36. In general, however, it is not possible to identify all the people who would be eligible for relief.

37. Interest would therefore be charged by default, and the taxpayer would need to apply for the relief. To reduce compliance costs as much as possible, Inland Revenue would communicate to tax agents, particularly those known to be dealing with foreign workers here after the earthquakes, to advise them that relief is available and to tell them how to apply. The Inland Revenue team that is the main point of contact for non-resident contractors would also be able to advise taxpayers of the relief in the general course of its work.

38. The alternative option of the status quo would not require any implementation. Existing legislation and processes would be employed.

MONITORING, EVALUATION AND REVIEW

39. The cost of the first option (interest relief) is relatively small, and the option applies only for a short period (approximately a year).

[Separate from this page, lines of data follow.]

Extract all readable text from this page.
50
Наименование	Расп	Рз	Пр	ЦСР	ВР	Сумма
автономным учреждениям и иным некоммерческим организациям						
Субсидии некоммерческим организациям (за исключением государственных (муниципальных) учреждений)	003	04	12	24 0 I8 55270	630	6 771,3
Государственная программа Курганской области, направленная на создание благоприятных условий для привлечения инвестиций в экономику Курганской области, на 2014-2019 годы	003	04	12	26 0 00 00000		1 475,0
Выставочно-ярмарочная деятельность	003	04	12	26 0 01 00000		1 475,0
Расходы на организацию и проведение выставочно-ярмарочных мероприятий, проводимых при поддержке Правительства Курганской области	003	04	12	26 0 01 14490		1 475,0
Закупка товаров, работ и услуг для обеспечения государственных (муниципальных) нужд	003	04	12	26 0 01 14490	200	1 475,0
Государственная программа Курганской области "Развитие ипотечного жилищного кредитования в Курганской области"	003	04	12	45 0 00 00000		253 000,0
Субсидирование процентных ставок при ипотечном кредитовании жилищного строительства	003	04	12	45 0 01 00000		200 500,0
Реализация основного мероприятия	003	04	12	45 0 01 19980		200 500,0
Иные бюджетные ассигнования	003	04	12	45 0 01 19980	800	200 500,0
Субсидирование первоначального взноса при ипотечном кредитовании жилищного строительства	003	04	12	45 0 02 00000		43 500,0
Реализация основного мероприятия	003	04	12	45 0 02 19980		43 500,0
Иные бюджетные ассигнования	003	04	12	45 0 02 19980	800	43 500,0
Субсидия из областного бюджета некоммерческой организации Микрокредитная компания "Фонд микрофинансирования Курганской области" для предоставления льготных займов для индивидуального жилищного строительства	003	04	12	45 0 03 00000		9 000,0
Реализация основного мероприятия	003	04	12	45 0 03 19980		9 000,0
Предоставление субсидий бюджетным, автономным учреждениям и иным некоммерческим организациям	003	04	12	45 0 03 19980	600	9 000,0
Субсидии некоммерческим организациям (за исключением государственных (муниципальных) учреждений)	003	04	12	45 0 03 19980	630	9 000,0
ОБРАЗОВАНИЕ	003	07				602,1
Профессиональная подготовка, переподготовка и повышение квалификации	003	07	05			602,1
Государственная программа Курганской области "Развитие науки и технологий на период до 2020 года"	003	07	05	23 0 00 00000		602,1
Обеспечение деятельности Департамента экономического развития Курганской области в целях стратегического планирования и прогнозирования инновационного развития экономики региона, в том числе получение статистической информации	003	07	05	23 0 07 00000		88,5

40. At the same time, the benefits of the option are difficult to quantify. A foreign worker will take many factors into account when deciding whether to come to or remain in New Zealand, and tax is just one of those. It would be very difficult to distinguish cases in which a person stays because of interest relief from cases in which a person would have stayed anyway. People might also leave for a variety of reasons, including dislike of ongoing aftershocks.

41. Because of the relatively low fiscal cost, the temporary nature of the option, and the difficulty of assessing benefits, we do not propose any explicit monitoring or post-implementation review process for the first option.

42. Inland Revenue and Treasury officials will, however, continue to make themselves available for discussion with industry should any further difficulties arise.